Objectives: Monomelic amyotrophy (MMA) a variant of motor neuron disease, has the characteristic features of wasting and weakness usually confined to a single upper or lower limb occurring predominantly in young males and a benign outcome. Symptoms of increased sweating, coldness and cyanosis have been observed in a few patients. The objective was to evaluate the involvement of the sympathetic nervous system in MMA by measuring sympathetic skin response.

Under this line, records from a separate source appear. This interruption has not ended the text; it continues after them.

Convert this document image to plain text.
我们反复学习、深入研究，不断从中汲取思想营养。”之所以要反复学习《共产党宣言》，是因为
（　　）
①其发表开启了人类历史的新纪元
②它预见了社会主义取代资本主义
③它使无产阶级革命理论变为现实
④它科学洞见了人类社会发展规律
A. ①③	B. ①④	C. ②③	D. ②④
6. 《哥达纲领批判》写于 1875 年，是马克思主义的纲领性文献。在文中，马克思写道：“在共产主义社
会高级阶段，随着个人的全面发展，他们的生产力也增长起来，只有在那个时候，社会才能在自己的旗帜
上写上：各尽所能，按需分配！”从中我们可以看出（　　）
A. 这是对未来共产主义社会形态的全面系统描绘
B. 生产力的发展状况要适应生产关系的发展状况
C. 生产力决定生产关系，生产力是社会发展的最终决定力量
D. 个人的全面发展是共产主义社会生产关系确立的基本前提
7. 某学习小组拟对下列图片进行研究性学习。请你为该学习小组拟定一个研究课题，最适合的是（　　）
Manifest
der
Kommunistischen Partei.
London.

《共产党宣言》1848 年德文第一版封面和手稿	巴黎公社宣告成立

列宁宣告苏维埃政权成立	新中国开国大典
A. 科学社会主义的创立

Methods: Electromyography, motor and sensory nerve conduction studies were done in all the four limbs of 9 patients with atrophy of one upper limb. Stimulation at Erb's point, and above and below elbow was done to look for evidence of conduction block. The sympathetic skin response (SSR) was recorded in all the limbs of these patients. Wasting and weakness of right upper limb in 7 patients and left upper limb in 2 patients was seen. The mean age was 28.3+/-10.1 years. Twenty-five age matched (24.8+/-4.8 years) healthy subjects served as controls.
Results: The mean SSR latency in the affected upper limbs of 9 patients was prolonged compared to the 25 control subjects (1.51+/-0.07 s vs 1.42+/-0.19 s, P=0.03). The mean value of SSR latency in 18 upper limbs of the 9 patients which included atrophied and unatrophied limbs was also prolonged compared to the controls (1.50+/-0.08 s vs 1.42+/-0.19 s, P=0.05). There was no significant difference of the mean latency of SSR between the atrophied upper limbs and the clinically normal upper limbs (1.51+/-0.07 s vs 1.49+/-0.09 s, P=0.51). The mean SSR latency in the lower limbs of the patients (2.09+/-0.09 s) did not significantly differ from the control subjects (1.97+/-0.28 s, P=0.09). Motor and sensory nerve conduction was normal and there was no evidence of conduction block.
Conclusion: In MMA the sympathetic nervous system is involved in the atrophic upper limb and also in the clinically unaffected upper limb but not in the lower limbs.